As for what excites us most about living and working in Seoul, we're at a really good hub now, and we feel like so many things are more accessible to us now. Before, traveling to and from Bucheon at night is exceptionally stressful, since Taxi drivers after midnight are as utterly dishonest as anyone we've ever met. In Seoul now, we'll be able to stay out later, to explore new areas, and - thanks to this fundraiser - we'll be able to set up our studio and explore a world of new video opportunities.
With the money coming in thick and fast, it will seem as though you will a nice safety net for whatever ventures you decide to go for. But are there are aspects to this decision that you are cautions over or are minding as potential obstacles?
Well, the one thing that makes us worry is that people are going to expect more of us now. It's a good pressure, and we're extremely motivated now, but we've also got the fear that people will be like "WTF did Simon and Martina do with all that money, exactly? Are these videos any better?" We're hoping that things will get better, that we'll be able to produce better content (now that it looks like we'll be able to hire an editor full-time!) and potentially start new shows and segments.
It goes without saying that this big decision involves and requires both of you, but outside of the EYK brand what does this step mean for you both as a young couple looking/moving ahead?
I think, for us outside of EYK, we're going to just feel so much better about everything. While before we felt a cloud of uncertainty, now we feel like our future's a lot more clear. While before we felt like we were just slaving away at videos, now it feels like we're going to be able to work decent hours if we can get that video editor, you know? Before we were feeling exhausted. Now, we feel rejuvenated.
If you could choose your first interviewee(s) in your new Seoul studio, who would you want on couch and why?
Psy. For sure. When we're watching him now in the US, with all of his enormous success, we see in him something we see in ourselves: gratitude and surprise. Sure, our success isn't as vast as his, but the way he seems to describe himself, as just a guy who made a song and dance in Korea and someone who's totally taken aback by everyone's interest in him, we feel the same way about ourselves.
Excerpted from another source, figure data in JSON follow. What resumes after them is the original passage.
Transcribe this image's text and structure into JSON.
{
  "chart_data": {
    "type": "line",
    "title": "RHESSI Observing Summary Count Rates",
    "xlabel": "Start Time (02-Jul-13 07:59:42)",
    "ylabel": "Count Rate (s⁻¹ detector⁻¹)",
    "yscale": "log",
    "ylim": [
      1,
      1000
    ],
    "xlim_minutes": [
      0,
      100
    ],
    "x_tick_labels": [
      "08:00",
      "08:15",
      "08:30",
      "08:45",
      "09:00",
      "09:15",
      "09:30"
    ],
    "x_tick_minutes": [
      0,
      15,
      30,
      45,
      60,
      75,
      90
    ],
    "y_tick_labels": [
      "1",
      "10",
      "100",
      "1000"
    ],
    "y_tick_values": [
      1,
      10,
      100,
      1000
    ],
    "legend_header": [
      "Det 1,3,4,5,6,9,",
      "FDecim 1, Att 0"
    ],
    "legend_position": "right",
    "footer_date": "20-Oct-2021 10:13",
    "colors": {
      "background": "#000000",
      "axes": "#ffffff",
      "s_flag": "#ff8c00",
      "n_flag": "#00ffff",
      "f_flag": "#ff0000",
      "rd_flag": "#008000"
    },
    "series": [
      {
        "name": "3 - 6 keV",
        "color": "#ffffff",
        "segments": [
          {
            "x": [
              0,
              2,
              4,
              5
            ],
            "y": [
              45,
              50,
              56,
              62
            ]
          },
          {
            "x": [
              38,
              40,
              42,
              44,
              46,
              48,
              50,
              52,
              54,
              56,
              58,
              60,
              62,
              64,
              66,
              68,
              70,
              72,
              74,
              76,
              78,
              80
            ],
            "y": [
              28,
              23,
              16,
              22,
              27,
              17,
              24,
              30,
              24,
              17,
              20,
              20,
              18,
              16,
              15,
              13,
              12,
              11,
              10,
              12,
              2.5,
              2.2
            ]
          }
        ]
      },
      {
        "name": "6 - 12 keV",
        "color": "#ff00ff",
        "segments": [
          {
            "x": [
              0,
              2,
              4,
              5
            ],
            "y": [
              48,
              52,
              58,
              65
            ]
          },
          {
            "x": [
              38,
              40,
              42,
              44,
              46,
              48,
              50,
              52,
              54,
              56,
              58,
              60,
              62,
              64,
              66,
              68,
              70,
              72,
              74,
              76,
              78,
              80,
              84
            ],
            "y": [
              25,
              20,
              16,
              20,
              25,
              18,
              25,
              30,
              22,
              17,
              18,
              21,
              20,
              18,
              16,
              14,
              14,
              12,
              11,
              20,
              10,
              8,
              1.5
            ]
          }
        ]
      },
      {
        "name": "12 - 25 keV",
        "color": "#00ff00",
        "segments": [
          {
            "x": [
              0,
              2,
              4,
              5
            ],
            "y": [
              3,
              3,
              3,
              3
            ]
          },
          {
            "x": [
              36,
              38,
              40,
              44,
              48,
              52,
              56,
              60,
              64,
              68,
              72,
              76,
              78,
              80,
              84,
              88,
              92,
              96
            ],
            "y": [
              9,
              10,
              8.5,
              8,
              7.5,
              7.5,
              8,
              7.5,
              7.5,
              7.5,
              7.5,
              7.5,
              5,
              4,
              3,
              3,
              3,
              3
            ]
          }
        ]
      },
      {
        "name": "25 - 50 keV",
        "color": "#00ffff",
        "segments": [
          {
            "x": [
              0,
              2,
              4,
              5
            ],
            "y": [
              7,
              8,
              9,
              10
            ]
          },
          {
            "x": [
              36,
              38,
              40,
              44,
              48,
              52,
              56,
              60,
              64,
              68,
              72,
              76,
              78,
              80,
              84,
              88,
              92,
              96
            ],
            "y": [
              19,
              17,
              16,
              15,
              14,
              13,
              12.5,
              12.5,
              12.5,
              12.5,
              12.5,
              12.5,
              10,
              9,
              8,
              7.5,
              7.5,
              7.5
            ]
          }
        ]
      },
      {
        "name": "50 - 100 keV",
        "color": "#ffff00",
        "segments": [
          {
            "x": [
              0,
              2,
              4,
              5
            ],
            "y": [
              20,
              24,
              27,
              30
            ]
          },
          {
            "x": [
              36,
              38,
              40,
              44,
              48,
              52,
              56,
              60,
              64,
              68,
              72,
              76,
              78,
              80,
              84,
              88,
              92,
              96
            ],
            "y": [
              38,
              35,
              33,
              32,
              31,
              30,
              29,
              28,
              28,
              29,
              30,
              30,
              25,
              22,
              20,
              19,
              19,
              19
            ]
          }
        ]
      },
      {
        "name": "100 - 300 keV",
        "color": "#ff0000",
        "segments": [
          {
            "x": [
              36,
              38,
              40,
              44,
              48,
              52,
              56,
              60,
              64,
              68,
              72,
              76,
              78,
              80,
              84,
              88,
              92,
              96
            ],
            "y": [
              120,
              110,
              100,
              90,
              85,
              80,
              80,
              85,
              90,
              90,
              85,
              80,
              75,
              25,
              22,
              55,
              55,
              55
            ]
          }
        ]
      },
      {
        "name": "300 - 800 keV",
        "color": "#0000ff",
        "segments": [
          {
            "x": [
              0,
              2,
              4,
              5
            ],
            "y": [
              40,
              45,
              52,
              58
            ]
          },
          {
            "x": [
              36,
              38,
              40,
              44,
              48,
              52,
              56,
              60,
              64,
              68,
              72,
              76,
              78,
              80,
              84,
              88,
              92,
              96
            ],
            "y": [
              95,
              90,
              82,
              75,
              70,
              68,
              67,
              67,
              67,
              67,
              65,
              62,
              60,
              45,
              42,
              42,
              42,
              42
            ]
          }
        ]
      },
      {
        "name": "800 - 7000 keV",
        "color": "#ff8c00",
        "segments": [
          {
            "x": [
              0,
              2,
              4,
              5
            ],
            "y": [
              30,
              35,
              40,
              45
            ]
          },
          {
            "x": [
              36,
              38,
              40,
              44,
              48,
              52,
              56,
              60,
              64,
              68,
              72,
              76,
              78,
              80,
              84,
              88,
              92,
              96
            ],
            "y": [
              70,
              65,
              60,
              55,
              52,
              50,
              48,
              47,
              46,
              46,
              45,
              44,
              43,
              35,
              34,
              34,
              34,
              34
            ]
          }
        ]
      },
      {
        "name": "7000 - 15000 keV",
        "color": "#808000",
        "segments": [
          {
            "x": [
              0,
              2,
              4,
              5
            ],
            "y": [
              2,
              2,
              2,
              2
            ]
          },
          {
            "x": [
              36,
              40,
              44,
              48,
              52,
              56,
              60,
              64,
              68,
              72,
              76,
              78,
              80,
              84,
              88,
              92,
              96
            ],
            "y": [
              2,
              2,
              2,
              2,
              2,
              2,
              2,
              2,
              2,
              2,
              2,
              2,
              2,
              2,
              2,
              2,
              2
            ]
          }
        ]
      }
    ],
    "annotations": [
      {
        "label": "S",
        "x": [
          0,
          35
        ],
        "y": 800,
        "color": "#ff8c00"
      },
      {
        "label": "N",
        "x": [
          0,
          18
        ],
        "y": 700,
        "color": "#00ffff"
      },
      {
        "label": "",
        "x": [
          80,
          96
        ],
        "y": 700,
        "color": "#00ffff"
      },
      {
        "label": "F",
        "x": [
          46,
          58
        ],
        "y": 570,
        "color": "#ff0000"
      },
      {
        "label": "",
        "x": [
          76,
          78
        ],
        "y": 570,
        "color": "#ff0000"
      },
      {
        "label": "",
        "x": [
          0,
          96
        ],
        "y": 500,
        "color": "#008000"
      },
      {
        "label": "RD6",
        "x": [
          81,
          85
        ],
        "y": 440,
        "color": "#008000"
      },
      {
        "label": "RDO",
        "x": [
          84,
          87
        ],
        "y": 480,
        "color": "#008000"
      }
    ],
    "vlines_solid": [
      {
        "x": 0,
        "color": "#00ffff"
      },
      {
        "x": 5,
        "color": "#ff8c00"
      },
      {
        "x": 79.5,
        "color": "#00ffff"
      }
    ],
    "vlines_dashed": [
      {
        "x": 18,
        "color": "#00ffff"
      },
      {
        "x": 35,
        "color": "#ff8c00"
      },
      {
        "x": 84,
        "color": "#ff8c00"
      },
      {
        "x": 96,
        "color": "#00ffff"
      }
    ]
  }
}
We're two dorks that make cheesy videos in our apartment, and we're shocked by the support by everyone else.
If we could interview Psy, we wouldn't do what everyone else is doing. "Do the dance again! Hahaha! That's so funny!" We'd want to have a sincere chat with him, you know, and ask him about all his feels. Sounds lame, we know. Probably not something people would be interested in watching.
I have to ask, is "EatYourSushi" still on the table?
Ha! If you'd have asked this half a year ago, we'd say yes. Now, we're not excluding all possibility of it, but I can't see us leaving Korea anytime soon.
Well I don't think anyone would be able to stop the two of you if they wanted to! Do you have any thing you would like to say to all your fans, followers and supporters from around the world?
Thank you, every one, for watching our videos and for supporting us. We're exceptionally grateful and profoundly moved by you all, and we'll never take you for granted. Oh geez. Did that sound really cheesy? How can I say that in a less cheesy way? WE LUV U GUISE!!!